Cet éditorial à été composé au printemps 2007 par Pascale Cornut St-Pierre, alors directrice d’Ithaque, à l’occasion du changement de nom de la revue. Nous en conservons et en présentons le contenu original, pour que reste en mémoire l’histoire d’Ithaque, ainsi que l’esprit qui a motivé sa fondation.
Ce que j’aime du voyage, c’est l’étonnement du retour.
Stendhal, Mémoires d’un touriste.
Le désir de rentrer chez soi comme impulsion philosophique : voilà un motif, d’abord tracé par les Anciens, dont on ne manquerait pas de trouver maintes illustrations dans la pensée contemporaine. Que ce soit par la nostalgie d’une quiétude originelle ou d’une immédiateté perdue, par une volonté de mémoire et de filiation, ou simplement par le sentiment d’un détour obligé par l’écriture, la souffrance, la tradition ou la reconnaissance avant de se rendre accessible à soi-même, dans tous les cas, le regard jeté en direction du progrès tend aussi à lorgner vers l’arrière.

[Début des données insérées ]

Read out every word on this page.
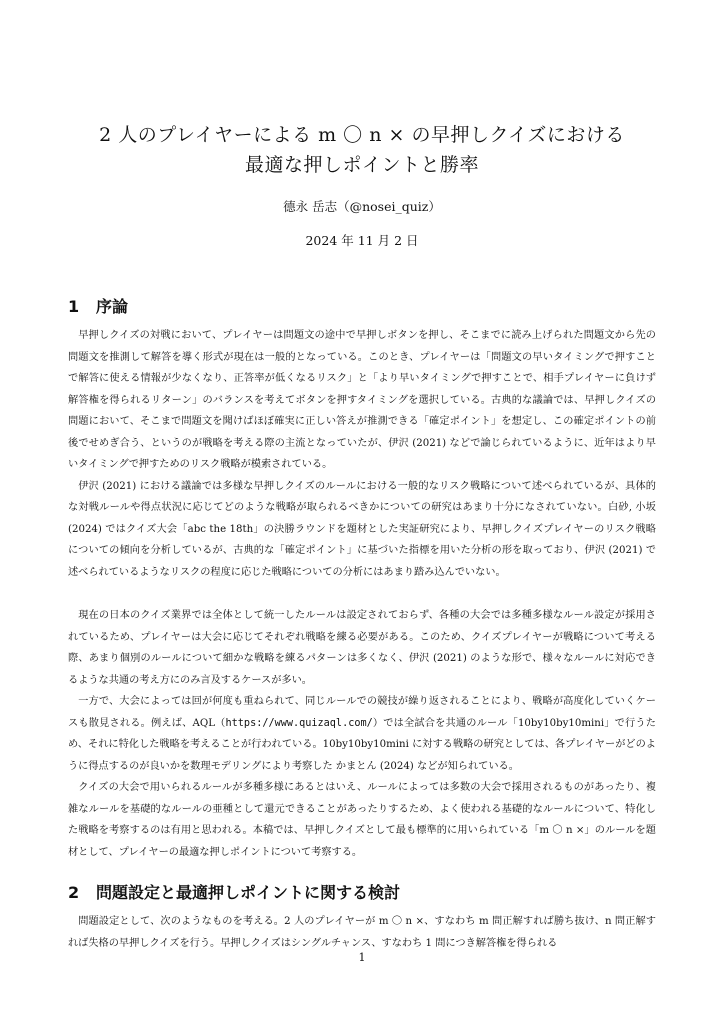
2 人のプレイヤーによる m 〇 n × の早押しクイズにおける
最適な押しポイントと勝率
德永 岳志（@nosei_quiz）
2024 年 11 月 2 日
1 序論

早押しクイズの対戦において、プレイヤーは問題文の途中で早押しボタンを押し、そこまでに読み上げられた問題文から先の問題文を推測して解答を導く形式が現在は一般的となっている。このとき、プレイヤーは「問題文の早いタイミングで押すことで解答に使える情報が少なくなり、正答率が低くなるリスク」と「より早いタイミングで押すことで、相手プレイヤーに負けず解答権を得られるリターン」のバランスを考えてボタンを押すタイミングを選択している。古典的な議論では、早押しクイズの問題において、そこまで問題文を聞けばほぼ確実に正しい答えが推測できる「確定ポイント」を想定し、この確定ポイントの前後でせめぎ合う、というのが戦略を考える際の主流となっていたが、伊沢 (2021) などで論じられているように、近年はより早いタイミングで押すためのリスク戦略が模索されている。

伊沢 (2021) における議論では多様な早押しクイズのルールにおける一般的なリスク戦略について述べられているが、具体的な対戦ルールや得点状況に応じてどのような戦略が取られるべきかについての研究はあまり十分になされていない。白砂, 小坂 (2024) ではクイズ大会「abc the 18th」の決勝ラウンドを題材とした実証研究により、早押しクイズプレイヤーのリスク戦略についての傾向を分析しているが、古典的な「確定ポイント」に基づいた指標を用いた分析の形を取っており、伊沢 (2021) で述べられているようなリスクの程度に応じた戦略についての分析にはあまり踏み込んでいない。

現在の日本のクイズ業界では全体として統一したルールは設定されておらず、各種の大会では多種多様なルール設定が採用されているため、プレイヤーは大会に応じてそれぞれ戦略を練る必要がある。このため、クイズプレイヤーが戦略について考える際、あまり個別のルールについて細かな戦略を練るパターンは多くなく、伊沢 (2021) のような形で、様々なルールに対応できるような共通の考え方にのみ言及するケースが多い。

一方で、大会によっては回が何度も重ねられて、同じルールでの競技が繰り返されることにより、戦略が高度化していくケースも散見される。例えば、AQL（https://www.quizaql.com/）では全試合を共通のルール「10by10by10mini」で行うため、それに特化した戦略を考えることが行われている。10by10by10mini に対する戦略の研究としては、各プレイヤーがどのように得点するのが良いかを数理モデリングにより考察した かまとん (2024) などが知られている。

クイズの大会で用いられるルールが多種多様にあるとはいえ、ルールによっては多数の大会で採用されるものがあったり、複雑なルールを基礎的なルールの亜種として還元できることがあったりするため、よく使われる基礎的なルールについて、特化した戦略を考察するのは有用と思われる。本稿では、早押しクイズとして最も標準的に用いられている「m 〇 n ×」のルールを題材として、プレイヤーの最適な押しポイントについて考察する。

2 問題設定と最適押しポイントに関する検討

問題設定として、次のようなものを考える。2 人のプレイヤーが m 〇 n ×、すなわち m 問正解すれば勝ち抜け、n 問正解すれば失格の早押しクイズを行う。早押しクイズはシングルチャンス、すなわち 1 問につき解答権を得られる

1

L’humaine condition, semble-t-il, aime à être dépeinte sous les traits d’Ulysse : voyageur errant, qui rentrera chez lui grandi par ses longs périples. Au-delà de ses sonorités antiquisantes, le nom d’Ithaque n’a donc en rien perdu de son actualité.
Notre revue, que l’on appelait Arguments depuis sa fondation à l’hiver 2006, fait ainsi retour à Ithaque. La nécessité d’un changement de nom était devenue évidente : les confusions avec l’autre Argument – l’Argument sans s, revue québécoise plus ancienne et plus connue que la nôtre – s’annonçaient récurrentes et embarrassantes. Le choix d’Ithaque fait ensuite écho au désir exprimé par M. Georges Hélal de nous voir témoigner de davantage de mémoire institutionnelle. Les revues, journaux et autres opuscules à avoir vu le jour dans notre département de philosophie sont légion ; des vestiges de certaines de ces parutions reposent dans la bibliothèque de l’association étudiante, tandis que d’autres se sont éteintes sans laisser de traces. L’histoire de l’édition étudiante semble n’être faite chez nous que de ruptures. Nous aimerions y jeter les bases d’une continuité, et la reprise du nom d’Ithaque se veut un premier geste en ce sens. Ithaque était la plus récente des revues étudiantes au département de philosophie de l’Université de Montréal : fondée en 2001, elle avait fait paraître quatre numéros avant de disparaître, en 2003, faute de participation – destin typique, faut-il le souligner, de ce genre d’ouvrage. Sauver Ithaque de l’oubli laisse évidemment voir notre désir de ne pas y sombrer à notre tour.
Arguments fut une belle aventure, qui fut menée à bon port par une équipe, remarquablement stable, que je tiens à remercier ici. Le voyage se poursuit maintenant avec Ithaque. Sauf un changement de couverture, on n’y trouvera aucune modification d’importance. Nous concrétisons pour la première fois dans ce numéro une idée que nous portions depuis la création d’Arguments, soit la présentation d’un dossier thématique. J’en profite pour remercier M. Christian Nadeau, qui a accepté de collaborer à la réalisation de ce dossier portant sur les théories de la guerre juste. Nous espérons produire d’autres dossiers thématiques lors de nos prochaines parutions, ainsi que développer plus sérieusement une section « comptes-rendus ») – section qui existe virtuellement depuis nos débuts, mais qui fut jusqu’à maintenant peu mise à profit. Toute personne désireuse de prendre la direction de l’un de ces projets est bien sûr cordialement invitée à se joindre à Ithaque.